1st Jan.: New Year’s Day at Lepe
I usually book double NCI watches on both Boxing Day and New Year’s Day. I figure that, since I no longer drink or celebrate the festivities, I will be at least one watchkeeper who is not suffering from the night before!
Boxing Day was dank with mist in the air. Nonetheless there was a procession of groups of swimmers each spending a very short time in the water. By the afternoon when the tide retreated Lepe spit was busy with people.
New Year’s Day morning was very different. It was the windiest I’ve known it at Lepe, walking across the grass was a battle against the wind. For the whole morning the wind was gale force 8, the waves on the shore were large, and there was nobody on or in the water except for two youths who had a short wade in the waves. We heard from Calshot that two foil pumpers had landed having set off from Lymington. We did not see them pass so they must have been quite far out.

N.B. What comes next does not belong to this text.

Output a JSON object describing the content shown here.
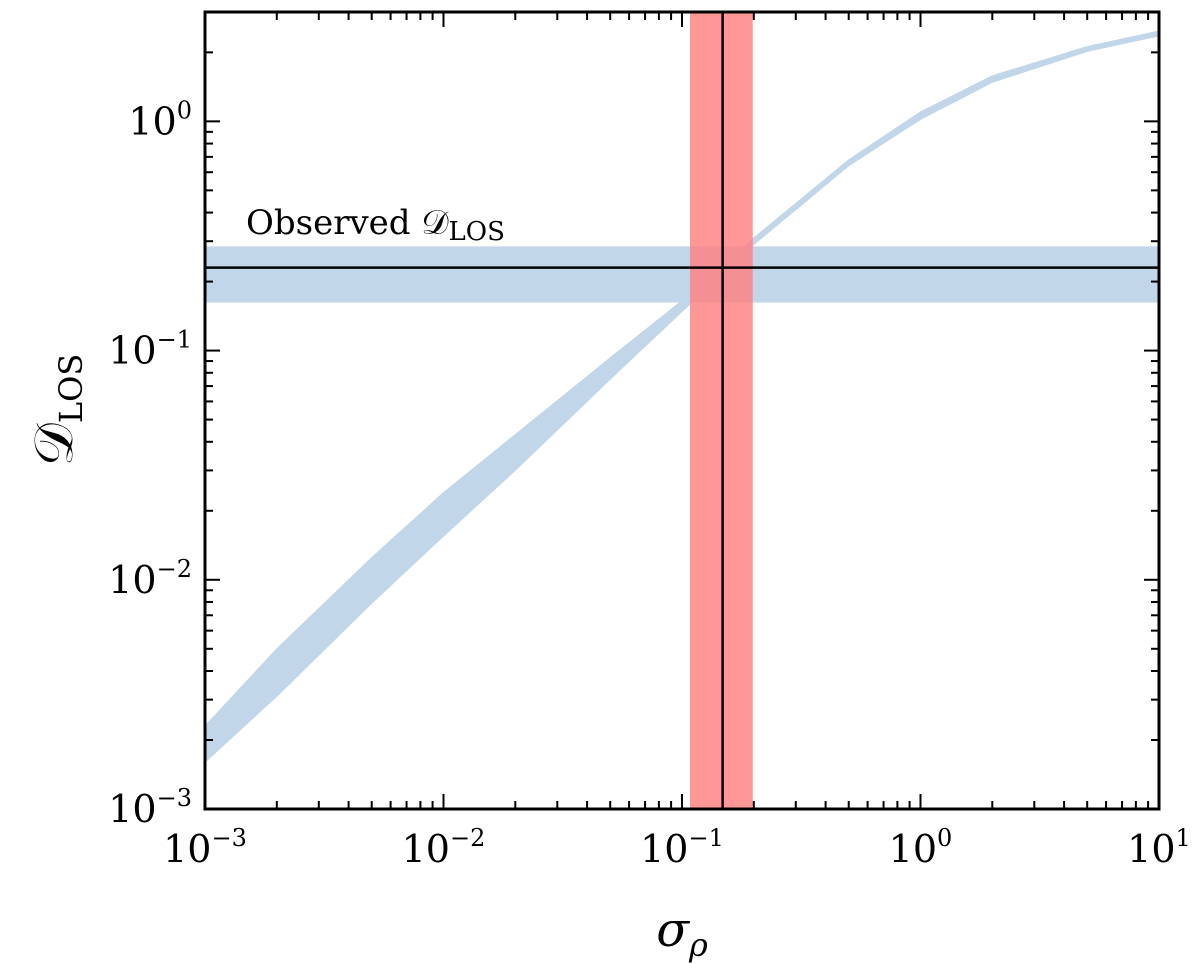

Waves were breaking over the seafront road to Exbury. Most cars turned around but a few drivers demonstrated their 4×4’s by driving through the flooded road. The next time I drove along it there was still lots of sand and shingle across the road, so their cars would have been hit by a bit more than salt water spray!
At 1230 the front came through with a short period of heavy rain. The waves disappeared almost instantly. It was a good demonstration of how the short fetch waves were purely wind driven (the wind was SSW). When the wind dropped the waves disappeared.